図書の家。
そこの外観は、5階建てほどの石造りの洋館、といったところだろうか。
館の中央を貫いてそびえる、天を衝くような大きく太い樹がひときわ目を引くが、変わった特徴といえばそれだけだ。
あらゆる世界、あらゆる時代の、ありとあらゆる書物がすべて収蔵されているという噂を聞きここを目指して森を抜けてきて、目の前に現れたのがこのなんの変哲もないただの洋館だということに、初めての来訪者たちは必ず戸惑う。
わたしも初めてのときは、本当に自分は道を間違えたりしなかったかと、思わず地図を確認しなおしたりしたものだ。
観音開きの扉をあけて、中に入る。
するといつもどおり、入口すぐのカウンターの向こうで、お茶を飲んでいたやる気のない司書が、こちらに気づいた。
「おや、あなたですか」
「うん、久しぶり。

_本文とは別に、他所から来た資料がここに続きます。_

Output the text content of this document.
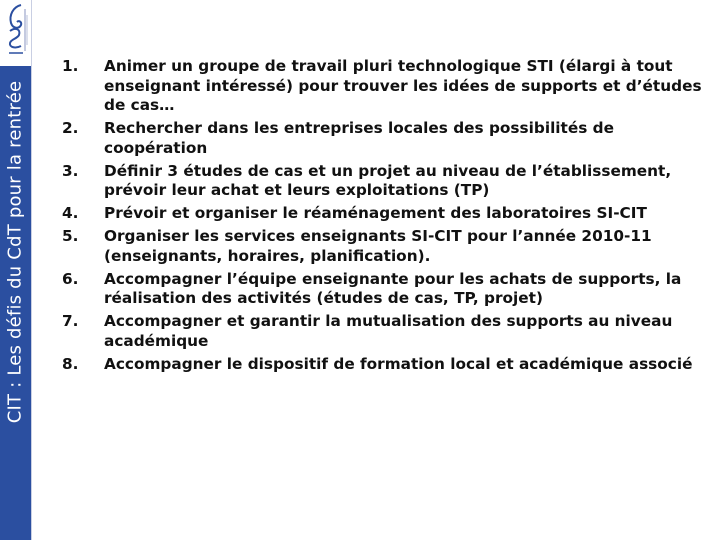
CIT : Les défis du CdT pour la rentrée
1.	Animer un groupe de travail pluri technologique STI (élargi à tout enseignant intéressé) pour trouver les idées de supports et d’études de cas…
2.	Rechercher dans les entreprises locales des possibilités de coopération
3.	Définir 3 études de cas et un projet au niveau de l’établissement, prévoir leur achat et leurs exploitations (TP)
4.	Prévoir et organiser le réaménagement des laboratoires SI-CIT
5.	Organiser les services enseignants SI-CIT pour l’année 2010-11 (enseignants, horaires, planification).
6.	Accompagner l’équipe enseignante pour les achats de supports, la réalisation des activités (études de cas, TP, projet)
7.	Accompagner et garantir la mutualisation des supports au niveau académique
8.	Accompagner le dispositif de formation local et académique associé
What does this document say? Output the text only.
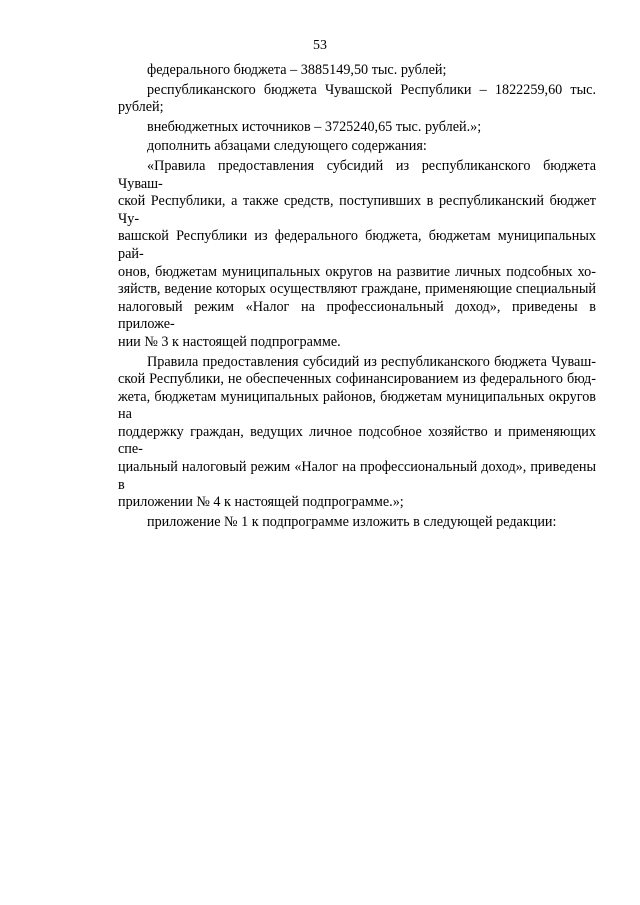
53

федерального бюджета – 3885149,50 тыс. рублей;

республиканского бюджета Чувашской Республики – 1822259,60 тыс.
рублей;

внебюджетных источников – 3725240,65 тыс. рублей.»;

дополнить абзацами следующего содержания:

«Правила предоставления субсидий из республиканского бюджета Чуваш-
ской Республики, а также средств, поступивших в республиканский бюджет Чу-
вашской Республики из федерального бюджета, бюджетам муниципальных рай-
онов, бюджетам муниципальных округов на развитие личных подсобных хо-
зяйств, ведение которых осуществляют граждане, применяющие специальный
налоговый режим «Налог на профессиональный доход», приведены в приложе-
нии № 3 к настоящей подпрограмме.

Правила предоставления субсидий из республиканского бюджета Чуваш-
ской Республики, не обеспеченных софинансированием из федерального бюд-
жета, бюджетам муниципальных районов, бюджетам муниципальных округов на
поддержку граждан, ведущих личное подсобное хозяйство и применяющих спе-
циальный налоговый режим «Налог на профессиональный доход», приведены в
приложении № 4 к настоящей подпрограмме.»;

приложение № 1 к подпрограмме изложить в следующей редакции:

時間ができたから、また読みにきたんだ」
「時間ができた?作った、の間違いでしょう?」
「そうとも言う」
澄まして答えると、司書はくすっと小さく笑った。鉄面皮の司書のめずらしい表情に、偶然目撃したほかの来館者たちが目を丸くしているが、わたしと話すときはこんなものだ。
「お噂は伺ってますよ。今はお忙しい時期なのでしょう?ほどほどになさらないと、あなたのまわりの方は胃に穴をあけてしまうのではありませんか」
「…息抜きくらいさせてよ」
思わず拗ねたような声を出すと、司書はしょうがないですね、と目元をさらに緩ませるだけで済ませてくれた。よし、勝った!
「息抜きしすぎて、お帰りになるのを忘れてしまわれませんように」
「うん!」
いつもの定番の台詞を背に聞きながら、上の階に行くために階段に足をかける。今日はなんの本を読もうかな。
「ん、決めた。今日は《セ》の界の未完図書!」
読みたい本を思い浮かべると、反応した「階段」によって、一瞬で、わたしの身体は目的の本が収納されたフロアに転送される。あいかわらず便利なシステムだ。
運ばれたフロアは143268階。外観からは想像もできない階数は、この図書の家の内部の空間が「ひねって」あるためだ。大昔の知恵の神が創ったとか、伝説のアイテムによって亜空間に接続されているのだとか、仕組みについては諸説あるが、正確なところは知らない。知らなくても使えるから支障はないし。
それよりも、わたしにとってはこのフロアの、向こう側の壁さえ見えないほど広い空間いっぱいに並んだ天井まで届くような本棚に、ぎっしりと詰まったたくさんの本たちのほうが魅力的なのだ。
さあ、なにから読もうか。
目の前のたくさんの本にワクワクしながら、わたしはフロアに踏み込んだ。
「そろそろ頃合いでは?お見えになってから、館内時間で4時間が経ちましたよ」
懐中時計を示しながら司書にそう声をかけられたのは、《セ》の界で一昨年亡くなった作家が「もし、生きていたら」書くはずだった、未完の小説の続きを読んでいたときだ。
あれ、もうそんなに時間が経ったんだっけ。
思ったままそう言うと、司書は懐中時計をしまいながら、ええ、経ったんです、と答えた。
「そろそろ本気で、捜索隊が来てしまうのではありませんか?」
「ん~…」
今ちょうどイイところなんだけどな…。
しかし、このまま読みつづけて、捜索隊に踏み込まれるのはありがたくない。
「続きは気になるけど、しょうがないか」
ぱたん、と本を閉じて、元あったところに戻す。
立ち上がって、帰る、と念じると、来たときと同じように、システムが反応して、わたしは最初のカウンターの前に転送された。
外はすっかり暗くなって、来館者の数はまばらになっている。
「またのお越しを」
さっきはわたしと同じ143268階にいたくせに、いつのまにかやっぱりカウンターの向こうに座っている司書は、お茶を飲みながらひらひらと手をふって、扉から出ていくわたしを見送った。